Iron ore profit is expected to maintain a high level: Parabola copper mine is associated with copper and iron, which mainly uses copper resources in the historical production process. Magnetite is stored on the ground of the plant after simple screening, and the current storage capacity is about 140 million tons, with an average grade of 58%. The company's average annual magnetite shipment is about 8.5 million tons, magnetite can be sold by the company for more than 17 years, and the development potential is huge (after the second phase of copper project was put into production. The annual increase in ground storage is 2 million tons, with an average taste of 62%). At present, domestic hot metal production remains high, while the increment of global iron ore supply is low in 2023, iron ore shows a "high demand, low inventory" situation, iron ore prices are expected to remain high, thickening the company's profits. We assume that the average sales price of magnetite in 2023 is US $106.33 / ton, the cost per ton is US $65 / ton, and the shipment volume is 7.5 million tons, then the magnetite business is expected to contribute 879 million yuan to the company's net profit in 2023.

Profit forecast and investment advice: as the copper phase II project is gradually put into production and iron ore prices remain at a high position, the company's performance is expected to achieve sustained growth.
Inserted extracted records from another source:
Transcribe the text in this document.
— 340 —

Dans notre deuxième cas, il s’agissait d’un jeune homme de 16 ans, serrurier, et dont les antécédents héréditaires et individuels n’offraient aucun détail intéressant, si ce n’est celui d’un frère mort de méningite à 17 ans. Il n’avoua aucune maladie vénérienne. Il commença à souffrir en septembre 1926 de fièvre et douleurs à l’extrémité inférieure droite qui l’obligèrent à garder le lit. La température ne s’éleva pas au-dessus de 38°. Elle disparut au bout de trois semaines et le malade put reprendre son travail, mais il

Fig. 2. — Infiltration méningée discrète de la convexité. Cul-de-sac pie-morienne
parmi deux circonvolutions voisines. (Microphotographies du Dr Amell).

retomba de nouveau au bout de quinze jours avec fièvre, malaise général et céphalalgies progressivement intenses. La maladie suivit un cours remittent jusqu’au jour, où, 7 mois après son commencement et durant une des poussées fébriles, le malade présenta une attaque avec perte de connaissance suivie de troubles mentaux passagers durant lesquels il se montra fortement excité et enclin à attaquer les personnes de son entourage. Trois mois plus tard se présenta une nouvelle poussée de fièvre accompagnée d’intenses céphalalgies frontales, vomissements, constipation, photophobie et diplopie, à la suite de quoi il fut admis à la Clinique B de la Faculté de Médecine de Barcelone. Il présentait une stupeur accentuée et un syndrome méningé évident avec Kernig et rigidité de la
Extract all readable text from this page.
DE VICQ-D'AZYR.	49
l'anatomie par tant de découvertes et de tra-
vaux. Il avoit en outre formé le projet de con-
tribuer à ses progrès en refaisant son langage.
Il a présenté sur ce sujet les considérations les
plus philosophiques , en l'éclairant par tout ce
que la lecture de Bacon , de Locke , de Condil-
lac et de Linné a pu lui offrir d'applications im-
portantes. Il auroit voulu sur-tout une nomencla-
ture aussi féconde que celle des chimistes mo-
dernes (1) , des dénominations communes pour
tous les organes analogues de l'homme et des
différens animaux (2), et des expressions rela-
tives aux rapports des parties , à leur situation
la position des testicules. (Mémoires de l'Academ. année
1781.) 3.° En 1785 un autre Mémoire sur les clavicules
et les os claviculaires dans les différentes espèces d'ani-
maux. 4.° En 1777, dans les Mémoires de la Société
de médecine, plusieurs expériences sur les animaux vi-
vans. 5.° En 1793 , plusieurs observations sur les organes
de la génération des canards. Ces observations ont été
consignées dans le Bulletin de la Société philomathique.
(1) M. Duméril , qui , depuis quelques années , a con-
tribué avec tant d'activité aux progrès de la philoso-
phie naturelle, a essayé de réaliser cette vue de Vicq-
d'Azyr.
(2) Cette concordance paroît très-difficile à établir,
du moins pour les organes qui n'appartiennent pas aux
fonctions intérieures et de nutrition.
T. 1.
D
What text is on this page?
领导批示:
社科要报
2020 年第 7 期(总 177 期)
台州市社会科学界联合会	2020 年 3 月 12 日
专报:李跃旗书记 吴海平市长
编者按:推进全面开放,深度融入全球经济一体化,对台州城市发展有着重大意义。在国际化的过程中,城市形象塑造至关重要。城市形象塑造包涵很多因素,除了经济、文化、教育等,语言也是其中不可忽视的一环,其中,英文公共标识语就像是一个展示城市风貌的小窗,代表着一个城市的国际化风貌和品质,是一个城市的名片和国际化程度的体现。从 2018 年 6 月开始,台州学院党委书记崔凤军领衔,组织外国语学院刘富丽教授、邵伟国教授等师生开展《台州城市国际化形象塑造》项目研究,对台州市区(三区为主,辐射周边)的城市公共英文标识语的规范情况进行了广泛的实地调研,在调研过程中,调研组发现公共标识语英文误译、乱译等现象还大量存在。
We estimate that the return net profit of 2023-2025 company is 9.41,13.11 and 1.652 billion yuan respectively, the EPS is 1.44,2.01,2.53 yuan respectively, and the closing price on September 26 is 11.4,8.1,6.5 times of PE respectively.

Risk tips: copper Phase II project production / climbing schedule is not as expected, iron ore prices decline risk, sea freight prices rise sharply, and so on.

The translation is provided by third-party software.